# Tesla-motorhome-trailer-unfriendly



## Super_Rep (Sep 25, 2020)

I have a Model Y which I tow behind our motorhome in a 20' x 8.5' HaulMARK enclosed trailer. I have tried on numerous occasions to get the Tesla to self park in the trailer without success. The only way I can get it in the trailer is to drive it in, recline the front seats to the max horizontal position with the back seats folded down, open the back hatch and crawl in and out through the rear. Sense I am 82 years old, this is not as easy as it would be for a younger person. 

It appears that the main hold up to self driving into the trailer is the 10 degree maximum slope that the manual says.
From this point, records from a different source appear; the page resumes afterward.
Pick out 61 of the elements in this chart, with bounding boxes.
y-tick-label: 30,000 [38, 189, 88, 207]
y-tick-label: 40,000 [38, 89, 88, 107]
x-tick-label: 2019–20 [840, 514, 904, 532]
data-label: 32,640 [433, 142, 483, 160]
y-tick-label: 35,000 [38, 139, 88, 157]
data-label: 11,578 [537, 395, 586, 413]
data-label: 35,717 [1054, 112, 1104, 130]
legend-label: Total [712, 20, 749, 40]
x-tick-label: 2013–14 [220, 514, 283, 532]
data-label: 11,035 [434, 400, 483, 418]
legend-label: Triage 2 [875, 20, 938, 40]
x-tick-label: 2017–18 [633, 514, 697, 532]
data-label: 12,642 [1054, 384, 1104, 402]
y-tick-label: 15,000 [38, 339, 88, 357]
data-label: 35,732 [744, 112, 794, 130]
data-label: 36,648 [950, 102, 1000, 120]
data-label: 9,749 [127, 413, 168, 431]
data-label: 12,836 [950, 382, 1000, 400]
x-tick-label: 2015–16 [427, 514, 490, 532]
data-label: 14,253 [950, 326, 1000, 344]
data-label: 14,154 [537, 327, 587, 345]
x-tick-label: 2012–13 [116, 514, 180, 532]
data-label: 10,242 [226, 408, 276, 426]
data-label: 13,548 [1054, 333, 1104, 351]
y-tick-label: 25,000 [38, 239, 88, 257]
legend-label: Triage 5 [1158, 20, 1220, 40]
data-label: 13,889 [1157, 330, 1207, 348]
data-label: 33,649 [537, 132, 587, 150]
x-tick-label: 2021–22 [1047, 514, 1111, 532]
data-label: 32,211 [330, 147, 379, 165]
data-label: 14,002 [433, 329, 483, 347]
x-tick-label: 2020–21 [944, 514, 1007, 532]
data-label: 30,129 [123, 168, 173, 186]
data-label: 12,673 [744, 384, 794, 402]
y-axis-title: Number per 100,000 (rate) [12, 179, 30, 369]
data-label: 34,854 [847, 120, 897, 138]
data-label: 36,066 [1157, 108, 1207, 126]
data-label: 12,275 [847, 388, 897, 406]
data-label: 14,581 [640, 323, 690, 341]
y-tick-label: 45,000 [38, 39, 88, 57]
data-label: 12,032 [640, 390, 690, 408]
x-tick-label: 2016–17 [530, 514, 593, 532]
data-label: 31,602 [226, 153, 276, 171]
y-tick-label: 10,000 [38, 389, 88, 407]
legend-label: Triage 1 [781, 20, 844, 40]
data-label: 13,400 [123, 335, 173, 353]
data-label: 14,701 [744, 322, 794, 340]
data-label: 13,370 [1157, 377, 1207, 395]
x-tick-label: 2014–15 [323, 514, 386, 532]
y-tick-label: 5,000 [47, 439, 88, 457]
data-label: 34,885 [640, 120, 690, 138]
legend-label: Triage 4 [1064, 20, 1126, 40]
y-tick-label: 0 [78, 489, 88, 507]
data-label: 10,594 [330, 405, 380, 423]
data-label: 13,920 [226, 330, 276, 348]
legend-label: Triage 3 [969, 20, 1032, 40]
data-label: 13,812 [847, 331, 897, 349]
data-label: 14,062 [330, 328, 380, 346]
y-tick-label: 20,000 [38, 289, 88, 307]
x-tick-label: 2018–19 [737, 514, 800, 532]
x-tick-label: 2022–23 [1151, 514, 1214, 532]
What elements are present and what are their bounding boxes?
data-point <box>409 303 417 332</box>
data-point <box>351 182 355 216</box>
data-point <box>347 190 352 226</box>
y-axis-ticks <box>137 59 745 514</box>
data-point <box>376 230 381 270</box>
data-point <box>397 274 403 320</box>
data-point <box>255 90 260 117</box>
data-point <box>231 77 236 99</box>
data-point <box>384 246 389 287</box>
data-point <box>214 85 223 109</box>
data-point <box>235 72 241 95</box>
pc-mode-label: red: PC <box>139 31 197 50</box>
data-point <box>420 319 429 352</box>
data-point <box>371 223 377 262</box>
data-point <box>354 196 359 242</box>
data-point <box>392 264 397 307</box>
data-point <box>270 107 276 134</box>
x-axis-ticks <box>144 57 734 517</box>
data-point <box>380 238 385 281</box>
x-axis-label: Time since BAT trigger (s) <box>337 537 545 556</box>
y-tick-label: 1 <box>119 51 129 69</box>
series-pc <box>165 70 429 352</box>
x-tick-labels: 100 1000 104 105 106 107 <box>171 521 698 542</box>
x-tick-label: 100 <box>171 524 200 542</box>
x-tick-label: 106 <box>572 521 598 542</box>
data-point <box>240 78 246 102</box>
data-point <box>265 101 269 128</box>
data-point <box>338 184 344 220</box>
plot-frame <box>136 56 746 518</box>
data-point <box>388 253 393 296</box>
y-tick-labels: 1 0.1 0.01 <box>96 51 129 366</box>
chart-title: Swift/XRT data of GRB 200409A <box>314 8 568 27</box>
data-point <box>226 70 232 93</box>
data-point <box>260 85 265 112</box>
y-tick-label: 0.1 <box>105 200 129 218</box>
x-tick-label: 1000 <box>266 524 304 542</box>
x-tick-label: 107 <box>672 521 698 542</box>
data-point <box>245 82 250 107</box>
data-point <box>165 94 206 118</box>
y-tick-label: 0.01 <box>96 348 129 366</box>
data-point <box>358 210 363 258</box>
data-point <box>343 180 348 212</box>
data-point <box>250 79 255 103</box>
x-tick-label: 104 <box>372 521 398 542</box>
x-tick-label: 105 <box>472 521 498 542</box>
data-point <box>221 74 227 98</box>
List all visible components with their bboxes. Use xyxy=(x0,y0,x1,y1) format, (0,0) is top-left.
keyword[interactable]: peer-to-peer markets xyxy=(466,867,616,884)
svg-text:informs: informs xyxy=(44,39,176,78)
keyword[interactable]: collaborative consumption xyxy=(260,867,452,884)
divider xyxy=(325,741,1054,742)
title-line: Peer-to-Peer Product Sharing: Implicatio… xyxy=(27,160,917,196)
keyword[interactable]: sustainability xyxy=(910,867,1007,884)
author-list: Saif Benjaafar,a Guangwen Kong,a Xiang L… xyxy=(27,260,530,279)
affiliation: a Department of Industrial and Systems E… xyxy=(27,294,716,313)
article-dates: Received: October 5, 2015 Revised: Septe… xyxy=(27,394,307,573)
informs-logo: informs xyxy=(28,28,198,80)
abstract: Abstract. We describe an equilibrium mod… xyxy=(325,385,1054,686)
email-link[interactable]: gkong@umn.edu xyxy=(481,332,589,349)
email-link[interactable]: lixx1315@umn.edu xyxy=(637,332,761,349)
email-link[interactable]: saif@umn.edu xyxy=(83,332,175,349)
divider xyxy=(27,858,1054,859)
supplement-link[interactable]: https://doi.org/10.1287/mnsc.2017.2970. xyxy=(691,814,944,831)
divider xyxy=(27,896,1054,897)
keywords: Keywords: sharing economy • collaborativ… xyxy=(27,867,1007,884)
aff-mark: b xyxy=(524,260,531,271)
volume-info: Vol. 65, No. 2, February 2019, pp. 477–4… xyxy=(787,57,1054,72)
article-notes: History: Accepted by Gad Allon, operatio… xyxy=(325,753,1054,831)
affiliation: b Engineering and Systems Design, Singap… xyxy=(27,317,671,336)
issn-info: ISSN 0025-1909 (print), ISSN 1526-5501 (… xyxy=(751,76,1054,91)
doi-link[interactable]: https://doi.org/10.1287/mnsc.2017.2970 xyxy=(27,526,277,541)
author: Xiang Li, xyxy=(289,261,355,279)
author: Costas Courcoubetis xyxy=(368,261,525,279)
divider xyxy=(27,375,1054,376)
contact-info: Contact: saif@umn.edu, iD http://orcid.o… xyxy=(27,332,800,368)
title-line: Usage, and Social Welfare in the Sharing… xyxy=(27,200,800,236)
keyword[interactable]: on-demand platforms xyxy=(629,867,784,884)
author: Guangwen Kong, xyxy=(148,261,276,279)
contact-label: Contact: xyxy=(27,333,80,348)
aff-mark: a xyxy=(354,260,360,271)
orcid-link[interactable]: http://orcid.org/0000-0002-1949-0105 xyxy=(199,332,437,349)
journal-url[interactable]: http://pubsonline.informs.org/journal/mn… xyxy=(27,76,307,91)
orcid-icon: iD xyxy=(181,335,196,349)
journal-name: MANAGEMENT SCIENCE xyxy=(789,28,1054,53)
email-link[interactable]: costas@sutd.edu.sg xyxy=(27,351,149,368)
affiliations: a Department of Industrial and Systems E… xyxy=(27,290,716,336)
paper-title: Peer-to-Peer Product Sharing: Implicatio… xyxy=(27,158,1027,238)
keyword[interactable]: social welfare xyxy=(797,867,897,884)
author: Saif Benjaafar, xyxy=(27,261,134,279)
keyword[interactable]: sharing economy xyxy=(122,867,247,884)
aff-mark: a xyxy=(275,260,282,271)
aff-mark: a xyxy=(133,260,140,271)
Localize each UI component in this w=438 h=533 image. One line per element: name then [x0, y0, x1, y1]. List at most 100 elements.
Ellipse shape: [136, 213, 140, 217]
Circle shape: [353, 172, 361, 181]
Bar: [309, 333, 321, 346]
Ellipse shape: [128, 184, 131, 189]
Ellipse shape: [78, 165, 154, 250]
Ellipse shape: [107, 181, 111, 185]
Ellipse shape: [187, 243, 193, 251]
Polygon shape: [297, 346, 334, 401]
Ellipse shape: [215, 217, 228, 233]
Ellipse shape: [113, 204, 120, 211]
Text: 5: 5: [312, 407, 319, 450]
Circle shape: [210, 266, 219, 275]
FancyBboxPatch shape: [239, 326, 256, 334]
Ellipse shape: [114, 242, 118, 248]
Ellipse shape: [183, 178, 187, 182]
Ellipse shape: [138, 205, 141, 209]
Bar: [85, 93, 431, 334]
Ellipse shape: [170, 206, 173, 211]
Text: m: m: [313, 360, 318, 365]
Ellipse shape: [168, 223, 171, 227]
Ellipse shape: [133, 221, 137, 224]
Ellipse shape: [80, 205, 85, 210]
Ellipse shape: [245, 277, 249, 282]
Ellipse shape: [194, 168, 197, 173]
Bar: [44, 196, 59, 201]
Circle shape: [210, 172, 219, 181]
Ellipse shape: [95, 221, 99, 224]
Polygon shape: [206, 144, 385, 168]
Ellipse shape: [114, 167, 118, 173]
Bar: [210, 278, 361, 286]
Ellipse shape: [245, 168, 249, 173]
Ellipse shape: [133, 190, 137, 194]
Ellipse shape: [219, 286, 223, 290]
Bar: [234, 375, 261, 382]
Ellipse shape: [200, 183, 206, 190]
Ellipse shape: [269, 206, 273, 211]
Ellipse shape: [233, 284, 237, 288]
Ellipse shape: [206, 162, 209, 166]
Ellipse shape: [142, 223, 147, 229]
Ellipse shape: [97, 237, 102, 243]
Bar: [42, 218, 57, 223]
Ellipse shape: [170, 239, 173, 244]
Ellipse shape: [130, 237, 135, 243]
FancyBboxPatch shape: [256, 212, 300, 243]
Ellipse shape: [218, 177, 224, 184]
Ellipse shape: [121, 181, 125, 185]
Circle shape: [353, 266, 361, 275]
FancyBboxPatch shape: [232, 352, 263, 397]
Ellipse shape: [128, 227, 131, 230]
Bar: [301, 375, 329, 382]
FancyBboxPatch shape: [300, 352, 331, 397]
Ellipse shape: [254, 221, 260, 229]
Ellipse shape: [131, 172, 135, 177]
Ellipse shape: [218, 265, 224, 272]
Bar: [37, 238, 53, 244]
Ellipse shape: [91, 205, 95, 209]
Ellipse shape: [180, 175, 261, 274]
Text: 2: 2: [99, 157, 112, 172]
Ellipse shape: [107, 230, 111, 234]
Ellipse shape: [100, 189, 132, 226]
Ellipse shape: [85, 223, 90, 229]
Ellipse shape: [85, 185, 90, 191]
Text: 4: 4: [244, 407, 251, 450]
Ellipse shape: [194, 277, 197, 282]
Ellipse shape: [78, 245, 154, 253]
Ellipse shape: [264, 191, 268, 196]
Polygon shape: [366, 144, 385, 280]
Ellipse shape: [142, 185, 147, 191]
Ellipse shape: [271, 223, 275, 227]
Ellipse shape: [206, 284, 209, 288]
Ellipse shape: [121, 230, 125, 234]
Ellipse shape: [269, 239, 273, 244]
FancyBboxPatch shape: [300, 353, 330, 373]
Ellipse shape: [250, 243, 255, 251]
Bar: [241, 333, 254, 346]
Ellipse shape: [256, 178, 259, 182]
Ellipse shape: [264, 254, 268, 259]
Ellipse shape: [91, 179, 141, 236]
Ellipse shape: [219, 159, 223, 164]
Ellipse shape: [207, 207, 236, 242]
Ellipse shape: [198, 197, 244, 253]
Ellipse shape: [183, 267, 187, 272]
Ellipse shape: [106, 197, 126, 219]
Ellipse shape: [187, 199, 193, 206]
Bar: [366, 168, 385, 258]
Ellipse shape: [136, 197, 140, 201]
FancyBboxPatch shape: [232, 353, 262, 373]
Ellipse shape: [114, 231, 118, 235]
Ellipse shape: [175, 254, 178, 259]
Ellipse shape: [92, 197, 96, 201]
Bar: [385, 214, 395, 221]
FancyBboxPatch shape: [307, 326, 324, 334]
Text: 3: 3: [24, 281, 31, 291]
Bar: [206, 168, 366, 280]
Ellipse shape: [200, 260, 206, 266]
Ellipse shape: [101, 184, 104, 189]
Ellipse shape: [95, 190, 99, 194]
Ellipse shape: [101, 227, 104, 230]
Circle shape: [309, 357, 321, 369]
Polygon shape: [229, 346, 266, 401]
The Tesla app says it was stopped because the angle was to steap. When I measure the angle with the angle measuring utility on my phone, It reads the slope of the ramp as 6.6 degrees. It looks like the Tesla measurement of the angle is off. If there was a way to increase the allowable slope, it should correct this.


----------



## raptor (May 6, 2018)

Unfortunately, this is a known limitation that can't be changed. The only solution I can think of is some sort of custom ramp extension you could drive the vehicle on, and then summon the vehicle. However keep in mind summon isn't perfect and there have been incidents of it scraping the wall.


----------



## Needsdecaf (Dec 27, 2018)

I think the 10 degree max slope is wishful thinking. I know summon refused to even bump over the 1/2" lip going into my garage. 

You could try getting a winch in your trailer with a remote, hooking it up, putting the tesla in tow mode and pulling it in. Do you have no access doors whatsoever on the trailer?


----------



## Super_Rep (Sep 25, 2020)

Yes, I have a side door in the trailer, but there is not enough space for me to exit from the Tesla doors.


----------



## FRC (Aug 4, 2018)

I doubt it would make a difference, but have you tried "come to me" while standing in the trailer?


----------



## 3V Pilot (Sep 15, 2017)

Even if the slope was not the limiting factor the narrow width of the trailer would be. I don't think the car would squeeze itself in. Backing out with summon might work but as stated above it's not perfect and might scrape a wall.


----------



## Needsdecaf (Dec 27, 2018)

FRC said:


> I doubt it would make a difference, but have you tried "come to me" while standing in the trailer?


Hmm. Getting out the window through the side door might be easier than crawling out the back?

Then again....at 80, you're doing pretty good!


----------